Recently I’m trying to learn rust by rewriting one of my typescript libraries into rust. The purpose of the articles is that I record myself sorting things out and trying to understand stuff. They are mostly memos or notes that I serve myself. Though i’d be glad if you find it interesting, and even happier if you could point out errors and directions. Cheers.
The project I’m rewriting is silabacion. It divides Spanish words into syllables, and tries to provide as many phonetic features as possible. There isn’t much about it, just lots of string manipulation and pattern matching. It should be a good exercise to rewrite it with rust, and the result could be useful for those 5 people who process Spanish words with rust, so why not?
Starting small. First I want to convert some easy utility functions. For example this one:
const ACCENTED_VOWELS = ['á', 'é', 'í', 'ó', 'ú'];
const NON_ACCENTED_VOWELS = ['a', 'e', 'i', 'o', 'u', 'ü'];
const ALL_VOWELS = [...ACCENTED_VOWELS, ...NON_ACCENTED_VOWELS];
// ...
export function isVowel(char: string) {
return ALL_VOWELS.includes(char.toLowerCase());
}
Let’s (or let me, because this is just me trying to sort things out) dive in. Note that until now I just have read the first few chapters of the book and a few articles online. I don’t know a lot of things.
Creating global constants Link to heading
The lesson: You can’t create new constants based on existing constants.

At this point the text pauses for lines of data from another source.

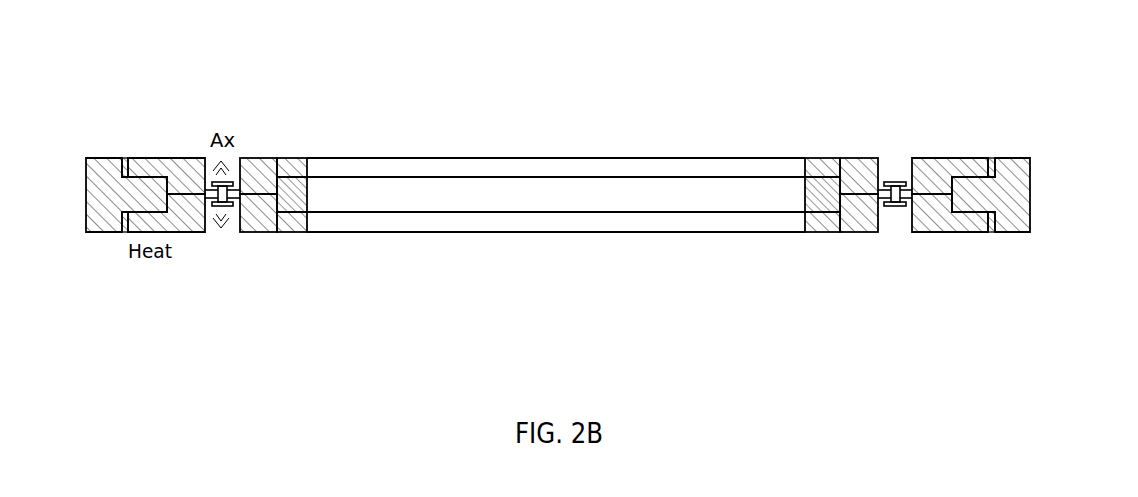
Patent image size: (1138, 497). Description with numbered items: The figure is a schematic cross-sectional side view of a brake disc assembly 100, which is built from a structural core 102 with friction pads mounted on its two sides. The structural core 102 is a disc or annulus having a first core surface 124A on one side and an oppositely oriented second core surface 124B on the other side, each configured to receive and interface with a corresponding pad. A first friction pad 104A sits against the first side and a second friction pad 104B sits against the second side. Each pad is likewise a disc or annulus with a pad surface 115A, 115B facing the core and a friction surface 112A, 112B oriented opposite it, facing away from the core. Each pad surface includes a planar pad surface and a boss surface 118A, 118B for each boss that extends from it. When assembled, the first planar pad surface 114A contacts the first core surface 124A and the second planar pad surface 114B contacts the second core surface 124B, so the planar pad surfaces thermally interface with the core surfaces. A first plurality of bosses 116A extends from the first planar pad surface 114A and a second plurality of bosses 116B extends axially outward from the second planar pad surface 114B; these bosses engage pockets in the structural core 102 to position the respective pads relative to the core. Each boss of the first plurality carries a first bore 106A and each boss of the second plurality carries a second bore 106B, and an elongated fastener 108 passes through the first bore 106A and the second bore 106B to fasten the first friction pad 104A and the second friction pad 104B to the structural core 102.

The brake disc assembly 100 is at (683, 111).
The structural core 102 is at (1056, 136).
The first friction pad 104A is at (195, 106).
The second friction pad 104B is at (212, 281).
The first bore 106A is at (907, 232).
The second bore 106B is at (907, 232).
The elongated fastener 108 is at (892, 158).
The first friction surface 112A is at (832, 232).
The second friction surface 112B is at (832, 232).
The first planar pad surface 114A is at (283, 232).
The second planar pad surface 114B is at (283, 232).
The pad surface 115A is at (329, 136).
The pad surface 115B is at (328, 269).
The first plurality of bosses 116A is at (857, 232).
The second plurality of bosses 116B is at (857, 232).
The boss surface 118A is at (262, 232).
The boss surface 118B is at (262, 232).
The first core surface 124A is at (303, 232).
The second core surface 124B is at (303, 232).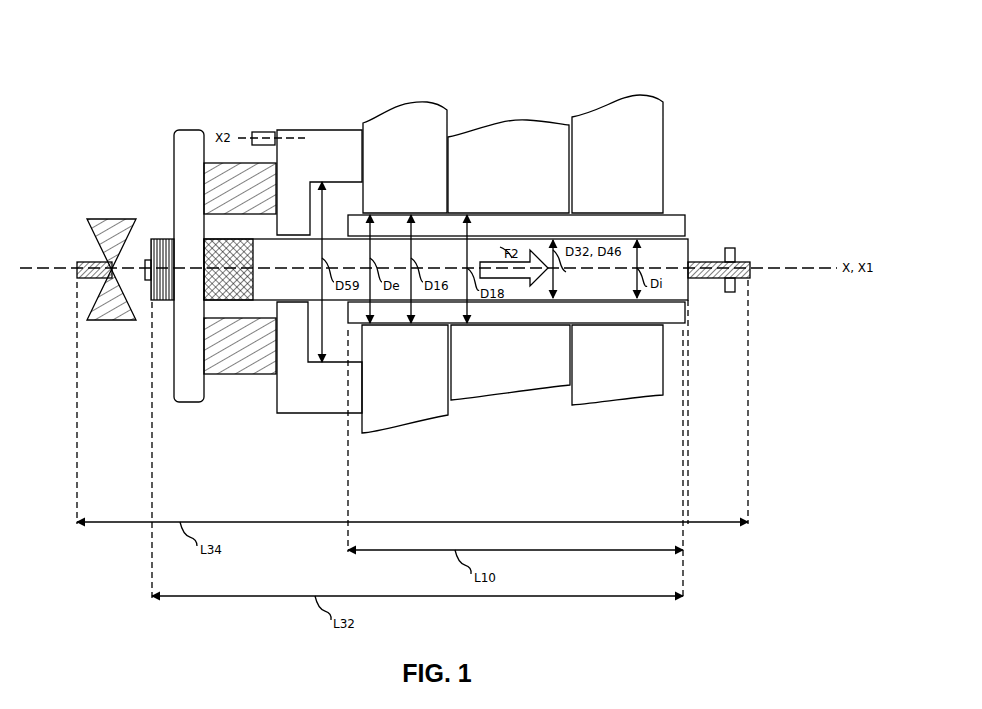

In the typescript code, I created ALL_VOWELS
with two existing arrays. However, with rust, if I want to define a const
with a similar way, I’m out of luck. According to the documentation, only constant expressions are allowed for const
definition. Rust’s equivalent of spreading isn’t a constant expression. So no luck, we have to do it the hard way:
pub const ALL_VOWELS: [char; 11] = ['á', 'é', 'í', 'ó', 'ú', 'a', 'e', 'i', 'o', 'u', 'ü'];
Getting lowercase Link to heading
The lesson: ch.to_lowercase
returns an iterator of char
s, not a simple char
.
It is necessary because in some languages, one upper case letter may have a lower case counterpart that consists of multiple letters, or vice versa. In German for example, the lower case letter ß
is usually turned to SS
in upper case.
In typescript, you get the lower case character by simply calling a function. Because typescript doesn’t distinguish between char and string, it doesn’t hurt if it doesn’t return an iterator. But in rust, that wouldn’t do.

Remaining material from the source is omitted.